Eh bien, la cour de cassation, si la question lui est proposée, pourra dire : Ce n’est pas seulement le fait professionnel que la loi dont il s’agit a eu en vue. C’est tout fait quelconque de distribution ou de colportage. En conséquence, l’auteur même d’un écrit ou d’un ouvrage qui en remet un ou plusieurs exemplaires, fût-ce à titre d’hommage, sans autorisation préalable, fait acte de distribution et de colportage ; par suite il tombe sous le coup de la disposition pénale.

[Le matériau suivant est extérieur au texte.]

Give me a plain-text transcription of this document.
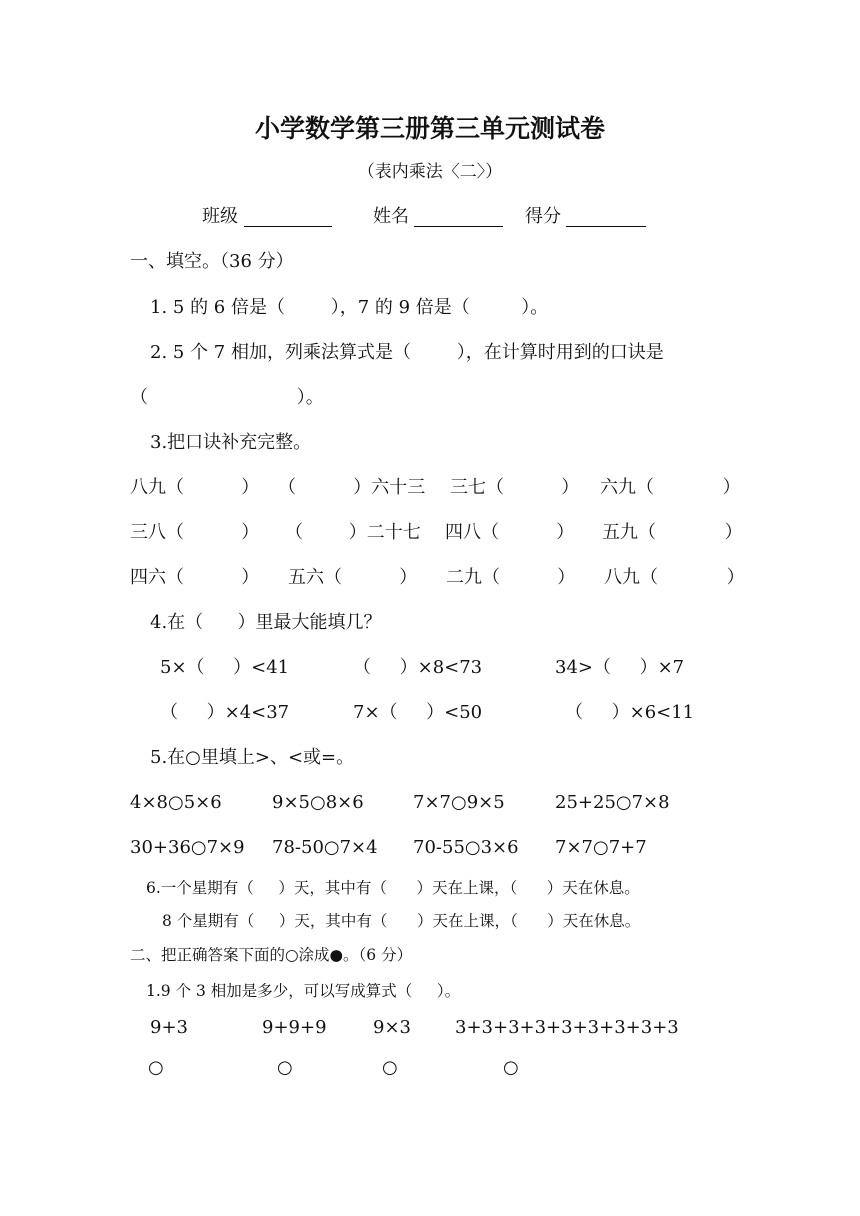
小学数学第三册第三单元测试卷
（表内乘法〈二〉）
班级	姓名	得分
一、填空。（36 分）
1. 5 的 6 倍是（        ），7 的 9 倍是（         ）。
2. 5 个 7 相加，列乘法算式是（        ），在计算时用到的口诀是
（                          ）。
3.把口诀补充完整。
八九（          ） （          ）六十三 三七（          ） 六九（            ）
三八（          ） （        ）二十七 四八（          ） 五九（            ）
四六（          ） 五六（          ） 二九（          ） 八九（            ）
4.在（      ）里最大能填几？
5×（     ）<41	（     ）×8<73	34>（     ）×7
（     ）×4<37	7×（     ）<50	（     ）×6<11
5.在○里填上>、<或=。
4×8○5×6	9×5○8×6	7×7○9×5	25+25○7×8
30+36○7×9 78-50○7×4 70-55○3×6 7×7○7+7
6.一个星期有（     ）天，其中有（      ）天在上课，（      ）天在休息。
8 个星期有（     ）天，其中有（      ）天在上课，（      ）天在休息。
二、把正确答案下面的○涂成●。（6 分）
1.9 个 3 相加是多少，可以写成算式（     ）。
9+3	9+9+9	9×3 3+3+3+3+3+3+3+3+3
○	○	○	○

Vous voyez de suite ce qui résulte d’une semblable interprétation ; au lieu d’une simple loi de police, vous avez une loi restrictive du droit de publier sa pensée par la voie de la presse.

Montesquieu.

Il ne vous manquait plus que d’être juriste.

Machiavel.

Cela est absolument nécessaire. Comment aujourd’hui renverse-t-on les gouvernements ? Par des distinctions légales, par des subtilités de droit constitutionnel, en usant contre le pouvoir de tous les moyens, de toutes les armes, de toutes les combinaisons qui ne sont pas directement prohibées par la loi. Et ces artifices de droit, que les partis emploient avec tant d’acharnement contre le pouvoir, vous ne voudriez pas que le pouvoir les employât contre les partis ? Mais la lutte ne serait pas égale, la résistance ne serait même pas possible ; il faudrait abdiquer.

Montesquieu.

Vous avez tant d’écueils à éviter, que c’est un miracle si vous les prévoyez tous. Les tribunaux ne sont pas liés par leurs jugements. Avec une jurisprudence comme celle qui sera appliquée sous votre règne, je vous vois bien des procès sur les bras. Les justiciables ne se lasseront pas de frapper à la porte des tribunaux pour leur demander d’autres interprétations.

Machiavel.

Dans les premiers temps, c’est possible ; mais quand un certain nombre d’arrêts auront définitivement assis la jurisprudence, personne ne se permettra plus ce qu’elle défend, et la source des procès sera tarie. L’opinion publique sera même tellement apaisée, qu’on s’en rapportera, sur le sens des lois, aux avis officieux de l’administration.

Montesquieu.

Et comment, je vous prie ?

Machiavel.

Dans telles ou telles conjonctures données, quand on aura lieu de craindre que quelque difficulté ne s’élève sur tel ou tel point de législation, l’administration, sous forme d’avis, déclarera que tel ou tel fait tombe sous l’application de la loi, que la loi s’étend à tel ou tel cas.

Montesquieu.

Mais ce ne sont là que des déclarations qui ne lient en aucune manière les tribunaux.

Machiavel.

Sans aucun doute, mais ces déclarations n’en auront pas moins une très-grande autorité, une très-grande influence sur les décisions de la justice, partant d’une administration aussi puissante que celle que j’ai organisée. Elles auront surtout un très-grand empire sur les résolutions individuelles, et, dans une foule de cas, pour ne pas dire toujours, elles préviendront des procès fâcheux ; on s’abstiendra.

Montesquieu.

À mesure que nous avançons, je vois que votre gouvernement devient de plus en plus paternel. Ce sont là des mœurs judiciaires presque patriarcales. Il me paraît impossible, en effet, que l’on ne vous tienne pas compte d’une sollicitude qui s’exerce sous tant de formes ingénieuses.

Machiavel.

Vous voilà pourtant obligé de reconnaître que je suis bien loin des procédés barbares de gouvernement que vous sembliez me prêter au commencement de cet entretien. Vous voyez qu’en tout ceci la violence ne joue aucun rôle ; je prends mon point d’appui où chacun le prend aujourd’hui, dans le droit.

Montesquieu.

Dans le droit du plus fort.

Machiavel.

Le droit qui se fait obéir est toujours le droit du plus fort ; je ne connais pas d’exception à cette règle.